Photo/Illutration“Umi no Hishio” (original form of shoyu in the sea), a seaweed-based soy sauce (Photo by Tomoyuki Yamamoto)

  • Photo/Illustraion

For 18 months, Motoharu Uchida had forgotten about seaweed he had put in a refrigerator and was disgusted by the sight of what had become “brown creeping crud.”

When he was discarding the rotten gunk in a sink, Uchida noticed a sweet fruity smell, similar to wine.

“This could be used for something,” the fisheries researcher recalled thinking.

From that gut feeling came a new type of soy sauce whose main ingredient is seaweed, not soybeans and wheat.

But it was a long time in the making.

The seaweed have been placed in a fridge in his laboratory in Yokohama about 20 years ago after he used it in experiments.

Uchida’s long-held goal was to find an everyday use for fermented seaweed.

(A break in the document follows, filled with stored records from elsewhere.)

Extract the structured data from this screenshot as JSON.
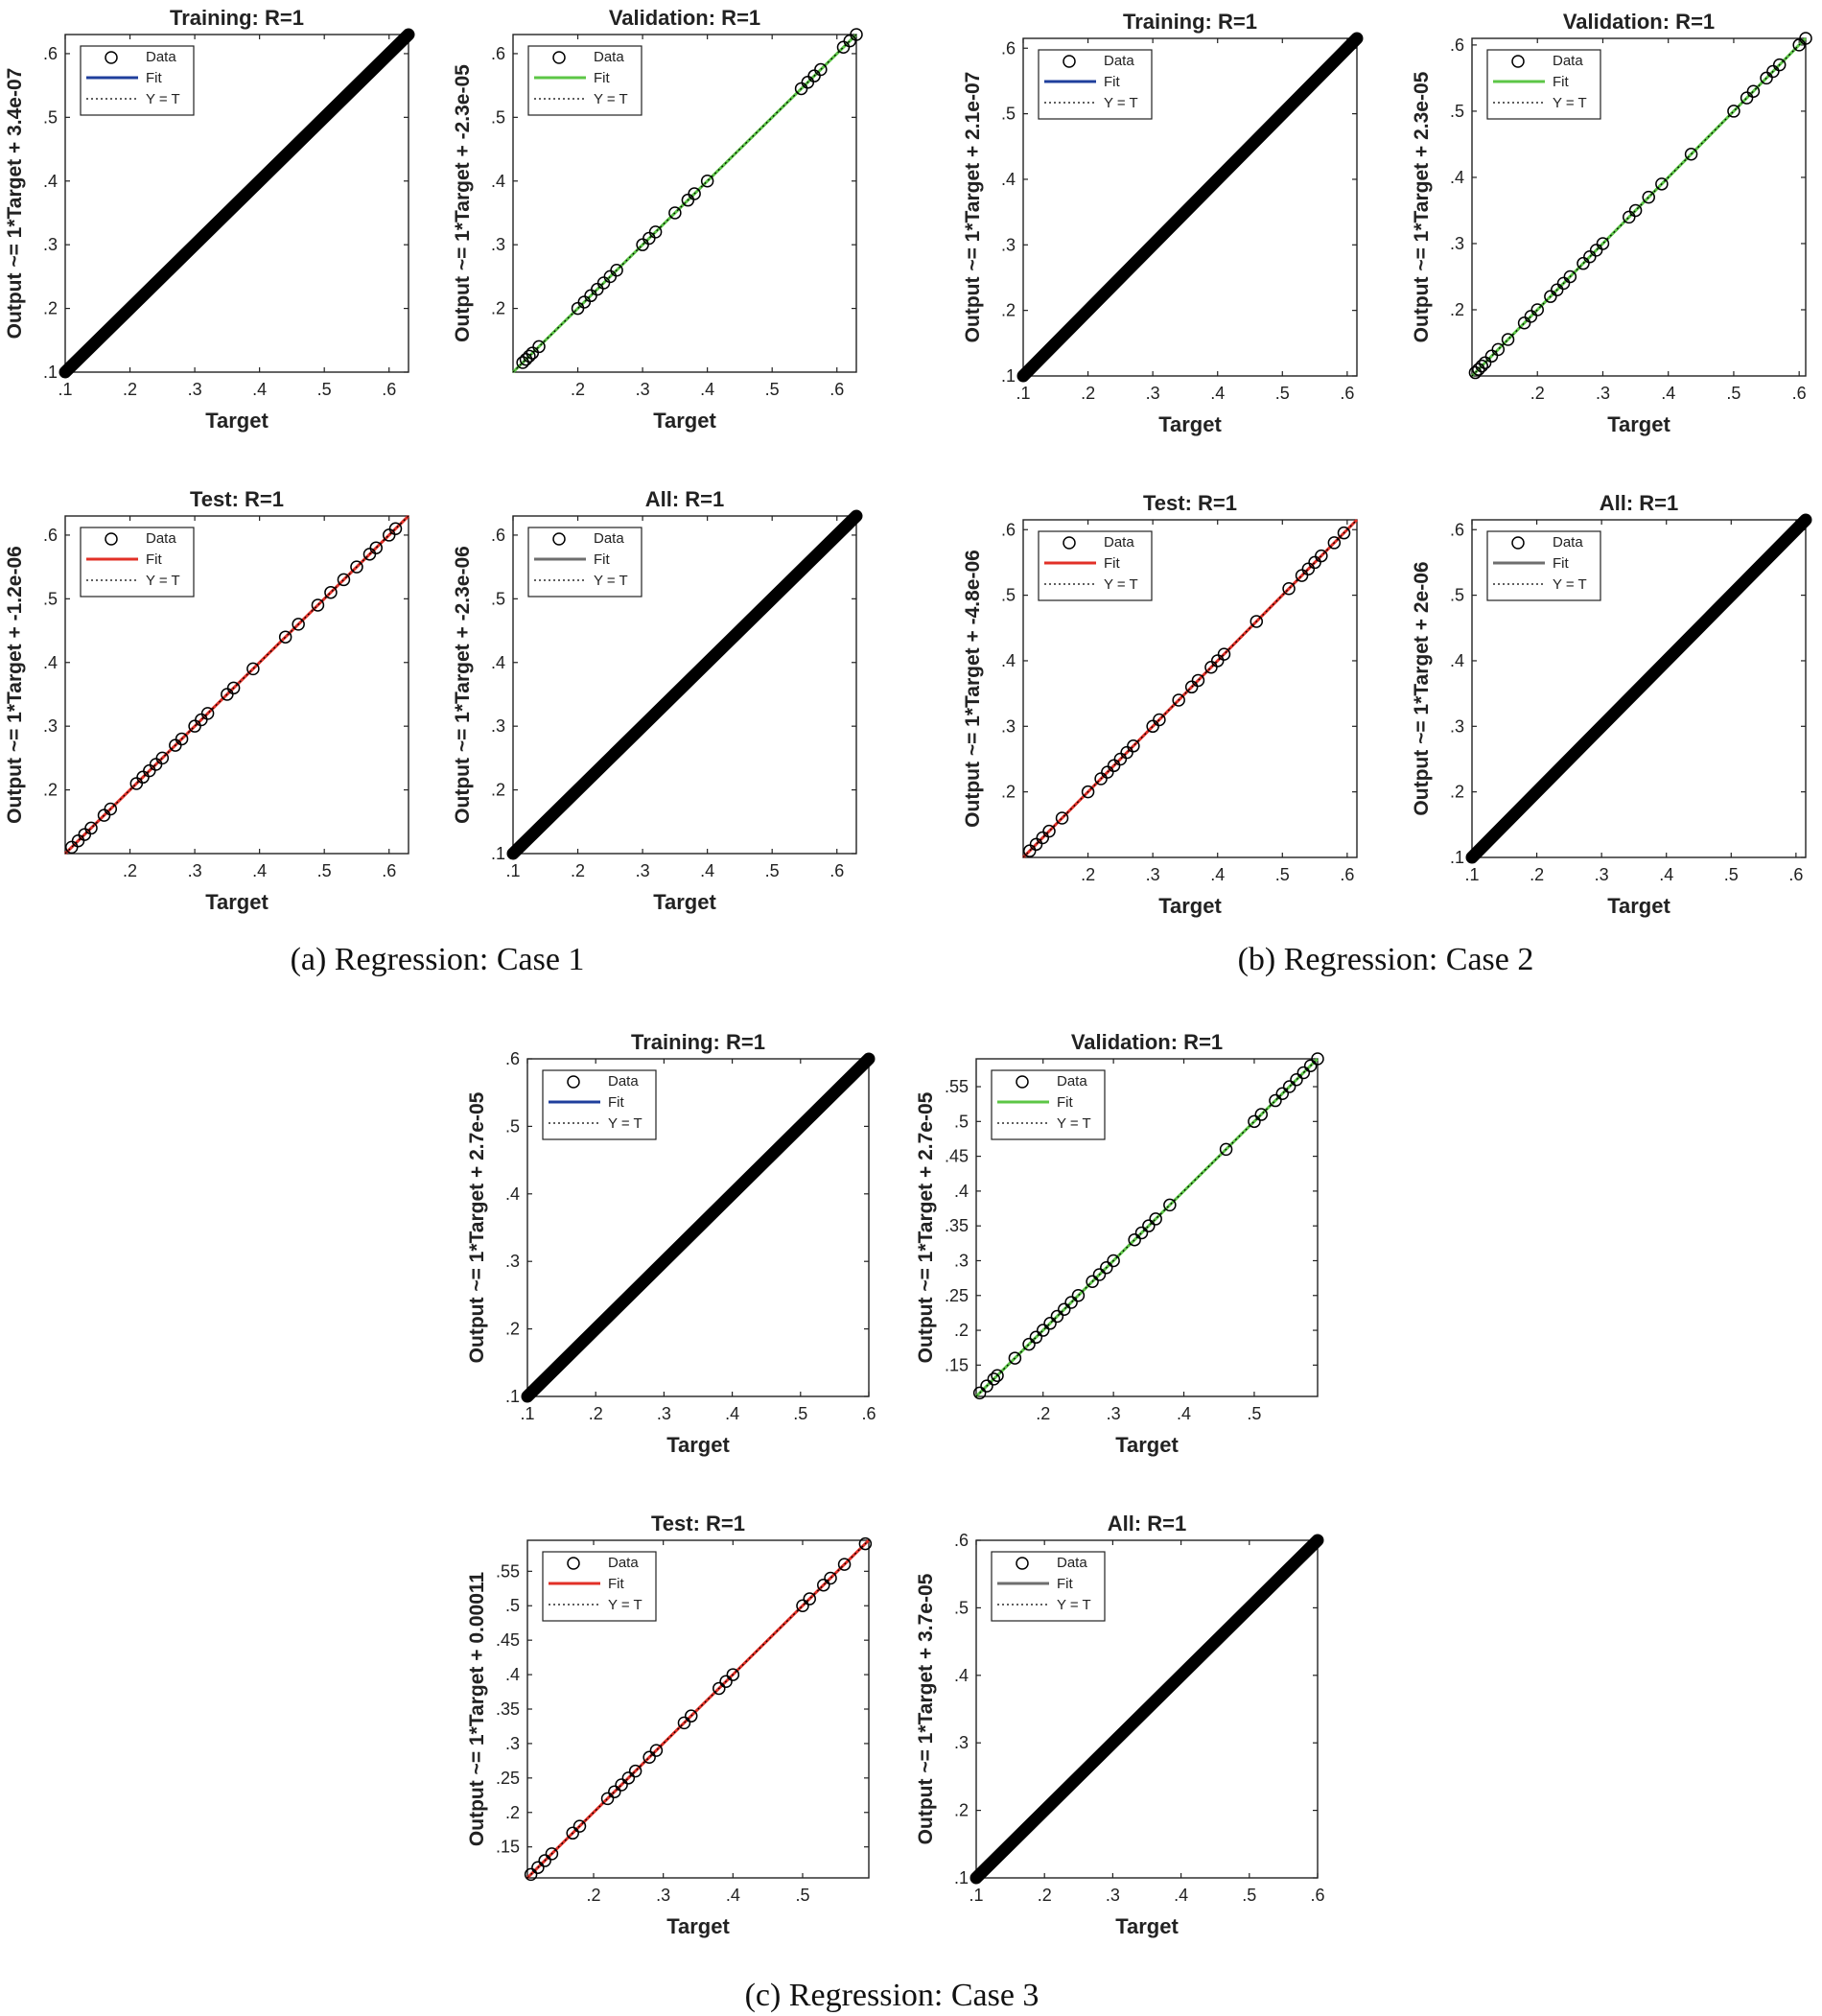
{
  "legend_labels": {
    "data": "Data",
    "fit": "Fit",
    "identity": "Y = T"
  },
  "colors": {
    "training": "#1f3f9c",
    "validation": "#5cc646",
    "test": "#e23027",
    "all": "#6e6e6e",
    "marker": "#000000",
    "identity": "#000000"
  },
  "captions": {
    "a": "(a) Regression: Case 1",
    "b": "(b) Regression: Case 2",
    "c": "(c) Regression: Case 3"
  },
  "chart_data": [
    {
      "type": "scatter",
      "case": "a",
      "panel": "training",
      "title": "Training: R=1",
      "xlabel": "Target",
      "ylabel": "Output ~= 1*Target + 3.4e-07",
      "xlim": [
        0.1,
        0.63
      ],
      "ylim": [
        0.1,
        0.63
      ],
      "xticks": [
        0.1,
        0.2,
        0.3,
        0.4,
        0.5,
        0.6
      ],
      "yticks": [
        0.1,
        0.2,
        0.3,
        0.4,
        0.5,
        0.6
      ],
      "fit": {
        "slope": 1,
        "intercept": 3.4e-07
      },
      "points": [],
      "dense": true,
      "x_range": [
        0.1,
        0.63
      ]
    },
    {
      "type": "scatter",
      "case": "a",
      "panel": "validation",
      "title": "Validation: R=1",
      "xlabel": "Target",
      "ylabel": "Output ~= 1*Target + -2.3e-05",
      "xlim": [
        0.1,
        0.63
      ],
      "ylim": [
        0.1,
        0.63
      ],
      "xticks": [
        0.2,
        0.3,
        0.4,
        0.5,
        0.6
      ],
      "yticks": [
        0.2,
        0.3,
        0.4,
        0.5,
        0.6
      ],
      "fit": {
        "slope": 1,
        "intercept": -2.3e-05
      },
      "points": [
        0.115,
        0.12,
        0.125,
        0.13,
        0.14,
        0.2,
        0.21,
        0.22,
        0.23,
        0.24,
        0.25,
        0.26,
        0.3,
        0.31,
        0.32,
        0.35,
        0.37,
        0.38,
        0.4,
        0.545,
        0.555,
        0.565,
        0.575,
        0.61,
        0.62,
        0.63
      ],
      "dense": false
    },
    {
      "type": "scatter",
      "case": "a",
      "panel": "test",
      "title": "Test: R=1",
      "xlabel": "Target",
      "ylabel": "Output ~= 1*Target + -1.2e-06",
      "xlim": [
        0.1,
        0.63
      ],
      "ylim": [
        0.1,
        0.63
      ],
      "xticks": [
        0.2,
        0.3,
        0.4,
        0.5,
        0.6
      ],
      "yticks": [
        0.2,
        0.3,
        0.4,
        0.5,
        0.6
      ],
      "fit": {
        "slope": 1,
        "intercept": -1.2e-06
      },
      "points": [
        0.11,
        0.12,
        0.13,
        0.14,
        0.16,
        0.17,
        0.21,
        0.22,
        0.23,
        0.24,
        0.25,
        0.27,
        0.28,
        0.3,
        0.31,
        0.32,
        0.35,
        0.36,
        0.39,
        0.44,
        0.46,
        0.49,
        0.51,
        0.53,
        0.55,
        0.57,
        0.58,
        0.6,
        0.61
      ],
      "dense": false
    },
    {
      "type": "scatter",
      "case": "a",
      "panel": "all",
      "title": "All: R=1",
      "xlabel": "Target",
      "ylabel": "Output ~= 1*Target + -2.3e-06",
      "xlim": [
        0.1,
        0.63
      ],
      "ylim": [
        0.1,
        0.63
      ],
      "xticks": [
        0.1,
        0.2,
        0.3,
        0.4,
        0.5,
        0.6
      ],
      "yticks": [
        0.1,
        0.2,
        0.3,
        0.4,
        0.5,
        0.6
      ],
      "fit": {
        "slope": 1,
        "intercept": -2.3e-06
      },
      "points": [],
      "dense": true,
      "x_range": [
        0.1,
        0.63
      ]
    },
    {
      "type": "scatter",
      "case": "b",
      "panel": "training",
      "title": "Training: R=1",
      "xlabel": "Target",
      "ylabel": "Output ~= 1*Target + 2.1e-07",
      "xlim": [
        0.1,
        0.615
      ],
      "ylim": [
        0.1,
        0.615
      ],
      "xticks": [
        0.1,
        0.2,
        0.3,
        0.4,
        0.5,
        0.6
      ],
      "yticks": [
        0.1,
        0.2,
        0.3,
        0.4,
        0.5,
        0.6
      ],
      "fit": {
        "slope": 1,
        "intercept": 2.1e-07
      },
      "points": [],
      "dense": true,
      "x_range": [
        0.1,
        0.615
      ]
    },
    {
      "type": "scatter",
      "case": "b",
      "panel": "validation",
      "title": "Validation: R=1",
      "xlabel": "Target",
      "ylabel": "Output ~= 1*Target + 2.3e-05",
      "xlim": [
        0.1,
        0.61
      ],
      "ylim": [
        0.1,
        0.61
      ],
      "xticks": [
        0.2,
        0.3,
        0.4,
        0.5,
        0.6
      ],
      "yticks": [
        0.2,
        0.3,
        0.4,
        0.5,
        0.6
      ],
      "fit": {
        "slope": 1,
        "intercept": 2.3e-05
      },
      "points": [
        0.105,
        0.11,
        0.115,
        0.12,
        0.13,
        0.14,
        0.155,
        0.18,
        0.19,
        0.2,
        0.22,
        0.23,
        0.24,
        0.25,
        0.27,
        0.28,
        0.29,
        0.3,
        0.34,
        0.35,
        0.37,
        0.39,
        0.435,
        0.5,
        0.52,
        0.53,
        0.55,
        0.56,
        0.57,
        0.6,
        0.61
      ],
      "dense": false
    },
    {
      "type": "scatter",
      "case": "b",
      "panel": "test",
      "title": "Test: R=1",
      "xlabel": "Target",
      "ylabel": "Output ~= 1*Target + -4.8e-06",
      "xlim": [
        0.1,
        0.615
      ],
      "ylim": [
        0.1,
        0.615
      ],
      "xticks": [
        0.2,
        0.3,
        0.4,
        0.5,
        0.6
      ],
      "yticks": [
        0.2,
        0.3,
        0.4,
        0.5,
        0.6
      ],
      "fit": {
        "slope": 1,
        "intercept": -4.8e-06
      },
      "points": [
        0.11,
        0.12,
        0.13,
        0.14,
        0.16,
        0.2,
        0.22,
        0.23,
        0.24,
        0.25,
        0.26,
        0.27,
        0.3,
        0.31,
        0.34,
        0.36,
        0.37,
        0.39,
        0.4,
        0.41,
        0.46,
        0.51,
        0.53,
        0.54,
        0.55,
        0.56,
        0.58,
        0.595
      ],
      "dense": false
    },
    {
      "type": "scatter",
      "case": "b",
      "panel": "all",
      "title": "All: R=1",
      "xlabel": "Target",
      "ylabel": "Output ~= 1*Target + 2e-06",
      "xlim": [
        0.1,
        0.615
      ],
      "ylim": [
        0.1,
        0.615
      ],
      "xticks": [
        0.1,
        0.2,
        0.3,
        0.4,
        0.5,
        0.6
      ],
      "yticks": [
        0.1,
        0.2,
        0.3,
        0.4,
        0.5,
        0.6
      ],
      "fit": {
        "slope": 1,
        "intercept": 2e-06
      },
      "points": [],
      "dense": true,
      "x_range": [
        0.1,
        0.615
      ]
    },
    {
      "type": "scatter",
      "case": "c",
      "panel": "training",
      "title": "Training: R=1",
      "xlabel": "Target",
      "ylabel": "Output ~= 1*Target + 2.7e-05",
      "xlim": [
        0.1,
        0.6
      ],
      "ylim": [
        0.1,
        0.6
      ],
      "xticks": [
        0.1,
        0.2,
        0.3,
        0.4,
        0.5,
        0.6
      ],
      "yticks": [
        0.1,
        0.2,
        0.3,
        0.4,
        0.5,
        0.6
      ],
      "fit": {
        "slope": 1,
        "intercept": 2.7e-05
      },
      "points": [],
      "dense": true,
      "x_range": [
        0.1,
        0.6
      ]
    },
    {
      "type": "scatter",
      "case": "c",
      "panel": "validation",
      "title": "Validation: R=1",
      "xlabel": "Target",
      "ylabel": "Output ~= 1*Target + 2.7e-05",
      "xlim": [
        0.105,
        0.59
      ],
      "ylim": [
        0.105,
        0.59
      ],
      "xticks": [
        0.2,
        0.3,
        0.4,
        0.5
      ],
      "yticks": [
        0.15,
        0.2,
        0.25,
        0.3,
        0.35,
        0.4,
        0.45,
        0.5,
        0.55
      ],
      "fit": {
        "slope": 1,
        "intercept": 2.7e-05
      },
      "points": [
        0.11,
        0.12,
        0.13,
        0.135,
        0.16,
        0.18,
        0.19,
        0.2,
        0.21,
        0.22,
        0.23,
        0.24,
        0.25,
        0.27,
        0.28,
        0.29,
        0.3,
        0.33,
        0.34,
        0.35,
        0.36,
        0.38,
        0.46,
        0.5,
        0.51,
        0.53,
        0.54,
        0.55,
        0.56,
        0.57,
        0.58,
        0.59
      ],
      "dense": false
    },
    {
      "type": "scatter",
      "case": "c",
      "panel": "test",
      "title": "Test: R=1",
      "xlabel": "Target",
      "ylabel": "Output ~= 1*Target + 0.00011",
      "xlim": [
        0.105,
        0.595
      ],
      "ylim": [
        0.105,
        0.595
      ],
      "xticks": [
        0.2,
        0.3,
        0.4,
        0.5
      ],
      "yticks": [
        0.15,
        0.2,
        0.25,
        0.3,
        0.35,
        0.4,
        0.45,
        0.5,
        0.55
      ],
      "fit": {
        "slope": 1,
        "intercept": 0.00011
      },
      "points": [
        0.11,
        0.12,
        0.13,
        0.14,
        0.17,
        0.18,
        0.22,
        0.23,
        0.24,
        0.25,
        0.26,
        0.28,
        0.29,
        0.33,
        0.34,
        0.38,
        0.39,
        0.4,
        0.5,
        0.51,
        0.53,
        0.54,
        0.56,
        0.59
      ],
      "dense": false
    },
    {
      "type": "scatter",
      "case": "c",
      "panel": "all",
      "title": "All: R=1",
      "xlabel": "Target",
      "ylabel": "Output ~= 1*Target + 3.7e-05",
      "xlim": [
        0.1,
        0.6
      ],
      "ylim": [
        0.1,
        0.6
      ],
      "xticks": [
        0.1,
        0.2,
        0.3,
        0.4,
        0.5,
        0.6
      ],
      "yticks": [
        0.1,
        0.2,
        0.3,
        0.4,
        0.5,
        0.6
      ],
      "fit": {
        "slope": 1,
        "intercept": 3.7e-05
      },
      "points": [],
      "dense": true,
      "x_range": [
        0.1,
        0.6
      ]
    }
  ]
}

In 2002, Uchida was transferred to the Fisheries Research Agency (FRA) of the National Research Institute of Fisheries and Environment of Inland Sea (FEIS) in Hatsukaichi, Hiroshima Prefecture.

He picked seaweed, a specialty of the Seto Inland Sea, as an ingredient for his study on fermentation.

After a great deal of trial and error to curb the propagation of bacteria, Uchida finally found a method to ferment seaweed with natural micro-organisms, which resulted in “nori shoyu” (seaweed soy sauce).

Uchida tasted the seaweed-based soy sauce he made in his laboratory. Although his shoyu was relatively weak compared with that of the general soy sauce, a distinctive “umami” savory taste lasted for a long time in his mouth.

He named the sauce “Umi no Hishio” (original form of shoyu in the sea).

The FRA turned nori shoyu into a commercial product in 2017 in tandem with soy sauce makers and other entities in Saga Prefecture.

In consideration for those who suffer from food allergies, bottles of nori shoyu carry a label that reads: “soybean free, wheat free.”

“I want to build a brand new food culture with fermenting seaweed, just like ‘gyosho’ fish sauce, which was made through the fermentation of fish,” Uchida said.